Our friend, the Pizza Guru, took a trip back home to Vermont and came back bearing a gift of maple syrup. It’s such an American ingredient and as I looked around my kitchen filled with very Italian ingredients I thought, “What am I going to do with this? Maple syrup pasta??!”

Fortunately, a quick conversation on Serious Eats, and I had more than enough inspiration, but funnily enough I paired it with another American ingredient: bourbon.  Was I embracing terroire, or just not thinking out of the box? Regardless, it turns out maple syrup and bourbon love each other!

Maple Syrup & Bourbon Glaze
¼ cup maple syrup
¼ cup bourbon
1 dried chili pepper, crumbled
¼ t Viet Namese cinnamon (very pungent)
Fresh nutmeg
¼ t grains of paradise
2-3 juniper berries

Place all the ingredients in a saucepan and gently reduce just a little, stop when the glaze starts to thicken. 

I like to brine my quail, but instead of using a regular salt brine, I used the whey left over from mozzarella (the whey is that liquid that comes with mozzarella).  The intrepid experimenters at Ideas in Food and Studio Kitchen had been fooling around with whey marinades and it is an intriguing way to tenderize meat. The lactose in the whey acts as the tenderizer, and commercial meat processors will actually use lactose crystals to tenderize meat. I’ve also experimented with yogurt as a tenderizer, and it works, but then you encounter the snot factor. I don’t know the science here, but a few times I wound up with a seriously mucilaginous sauce. This describes the snot factor, which is defined as when you bring the fork up to your mouth a long string of sauce snot clings to your plate. It’s sort of charming with melted cheese; it’s just revolting with a brown sauce. I’m happy to report that whey tenderized the meat, left no discernible flavor and there was zero snot factor. 
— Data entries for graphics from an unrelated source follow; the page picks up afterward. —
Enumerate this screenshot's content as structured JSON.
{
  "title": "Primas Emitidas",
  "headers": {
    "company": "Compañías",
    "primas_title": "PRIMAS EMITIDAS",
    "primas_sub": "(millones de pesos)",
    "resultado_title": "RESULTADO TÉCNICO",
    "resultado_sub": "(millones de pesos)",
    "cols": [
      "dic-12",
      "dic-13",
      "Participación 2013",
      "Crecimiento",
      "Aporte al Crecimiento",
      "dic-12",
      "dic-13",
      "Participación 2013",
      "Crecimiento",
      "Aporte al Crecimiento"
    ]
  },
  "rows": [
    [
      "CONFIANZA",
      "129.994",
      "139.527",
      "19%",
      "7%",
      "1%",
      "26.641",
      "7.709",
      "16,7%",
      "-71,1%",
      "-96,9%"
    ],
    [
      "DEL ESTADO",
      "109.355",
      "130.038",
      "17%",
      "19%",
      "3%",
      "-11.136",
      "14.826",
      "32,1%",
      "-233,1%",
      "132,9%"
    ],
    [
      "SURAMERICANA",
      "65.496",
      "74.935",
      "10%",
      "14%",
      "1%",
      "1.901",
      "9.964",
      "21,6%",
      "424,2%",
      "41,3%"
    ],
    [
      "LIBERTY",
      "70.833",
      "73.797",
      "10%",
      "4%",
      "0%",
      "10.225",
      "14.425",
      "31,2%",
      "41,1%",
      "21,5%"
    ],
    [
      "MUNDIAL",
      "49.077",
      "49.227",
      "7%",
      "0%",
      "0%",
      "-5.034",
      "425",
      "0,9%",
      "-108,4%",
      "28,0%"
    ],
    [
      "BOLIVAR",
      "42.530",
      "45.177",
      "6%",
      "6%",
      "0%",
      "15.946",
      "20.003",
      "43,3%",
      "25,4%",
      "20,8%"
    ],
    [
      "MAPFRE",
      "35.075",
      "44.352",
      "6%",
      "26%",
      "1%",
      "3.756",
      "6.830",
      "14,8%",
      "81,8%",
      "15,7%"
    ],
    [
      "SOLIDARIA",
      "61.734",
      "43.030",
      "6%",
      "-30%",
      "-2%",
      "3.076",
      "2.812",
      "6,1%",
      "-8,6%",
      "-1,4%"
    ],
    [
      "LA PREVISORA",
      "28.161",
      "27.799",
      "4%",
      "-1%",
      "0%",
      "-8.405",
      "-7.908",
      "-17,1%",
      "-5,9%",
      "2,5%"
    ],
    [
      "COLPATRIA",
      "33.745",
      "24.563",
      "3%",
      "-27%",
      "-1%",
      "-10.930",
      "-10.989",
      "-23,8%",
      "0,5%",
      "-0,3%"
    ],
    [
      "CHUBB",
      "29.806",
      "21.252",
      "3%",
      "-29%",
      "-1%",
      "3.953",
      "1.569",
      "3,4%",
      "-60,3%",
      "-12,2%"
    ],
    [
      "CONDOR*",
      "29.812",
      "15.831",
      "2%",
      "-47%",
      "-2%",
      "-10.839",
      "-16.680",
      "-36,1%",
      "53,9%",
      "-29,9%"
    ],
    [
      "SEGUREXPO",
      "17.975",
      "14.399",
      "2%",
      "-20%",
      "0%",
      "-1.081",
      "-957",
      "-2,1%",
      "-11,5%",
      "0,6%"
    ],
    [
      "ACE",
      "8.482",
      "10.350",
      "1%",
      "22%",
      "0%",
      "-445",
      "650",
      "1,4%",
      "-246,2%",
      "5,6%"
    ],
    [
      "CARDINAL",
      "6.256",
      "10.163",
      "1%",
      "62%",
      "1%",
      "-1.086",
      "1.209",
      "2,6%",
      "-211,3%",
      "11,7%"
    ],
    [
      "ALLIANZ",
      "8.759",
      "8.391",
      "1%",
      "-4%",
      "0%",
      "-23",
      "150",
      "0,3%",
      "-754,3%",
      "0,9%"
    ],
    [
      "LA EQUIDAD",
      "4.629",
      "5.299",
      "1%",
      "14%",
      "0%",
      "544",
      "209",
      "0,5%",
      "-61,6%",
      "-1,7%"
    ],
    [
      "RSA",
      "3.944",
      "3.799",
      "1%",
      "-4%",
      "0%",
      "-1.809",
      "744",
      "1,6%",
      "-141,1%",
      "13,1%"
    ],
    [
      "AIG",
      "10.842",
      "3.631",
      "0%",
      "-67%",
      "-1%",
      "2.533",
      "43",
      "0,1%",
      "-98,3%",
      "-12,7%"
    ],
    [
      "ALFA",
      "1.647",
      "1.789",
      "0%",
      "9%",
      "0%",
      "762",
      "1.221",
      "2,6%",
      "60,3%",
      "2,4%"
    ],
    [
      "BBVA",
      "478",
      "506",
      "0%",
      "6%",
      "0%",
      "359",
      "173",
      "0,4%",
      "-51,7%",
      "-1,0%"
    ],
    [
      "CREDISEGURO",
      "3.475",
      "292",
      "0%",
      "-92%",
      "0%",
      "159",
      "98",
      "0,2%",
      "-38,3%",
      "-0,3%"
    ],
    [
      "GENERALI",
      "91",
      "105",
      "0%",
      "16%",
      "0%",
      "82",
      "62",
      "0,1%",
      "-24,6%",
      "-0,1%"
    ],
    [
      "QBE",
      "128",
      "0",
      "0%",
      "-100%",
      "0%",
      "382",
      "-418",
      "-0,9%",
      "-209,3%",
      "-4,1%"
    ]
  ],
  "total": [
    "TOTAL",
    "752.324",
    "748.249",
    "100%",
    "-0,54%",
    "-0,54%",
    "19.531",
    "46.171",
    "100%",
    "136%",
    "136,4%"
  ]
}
Science lesson is over and now the rest is easy. Brush the quail with the glaze. You really do need a brush, if you pour, you’ll waste too much.
On the subject of trussing: this is your personal preference. I find I encounter problems with over roasting the non-trussed areas of the bird and I rather like the look of the untrussed bird in all it's wild abandon.
 Roast the quail at 375F for about 35 minutes, basting the quail every 8-10 minutes.  About 10 minutes before the quail is done, drain off the pan juices and added them to the glaze, reduce the sauce again and continued painting the birds with the pan juice glaze. The overall result was fantastic; the glaze was crackling hard, very flavorful and just the right amount of finger licking sticky. 

One last note about maple syrup, as Pizza Guru gave me the full rundown. He is a versatile fellow, isn’t he? This was ungraded syrup that he got at a Vermont coop and it was a revelation. Not super sweet, not particularly viscous, it was so delicately flavored you could sip it from a cordial glass and be quite happy. I’m now spoiled and will be on the hunt for some of this nectar when we get back to NY. 

P.S. I also tried the glaze on some chicken legs….and it is a fine, fine thing this maple syrup bourbon glaze!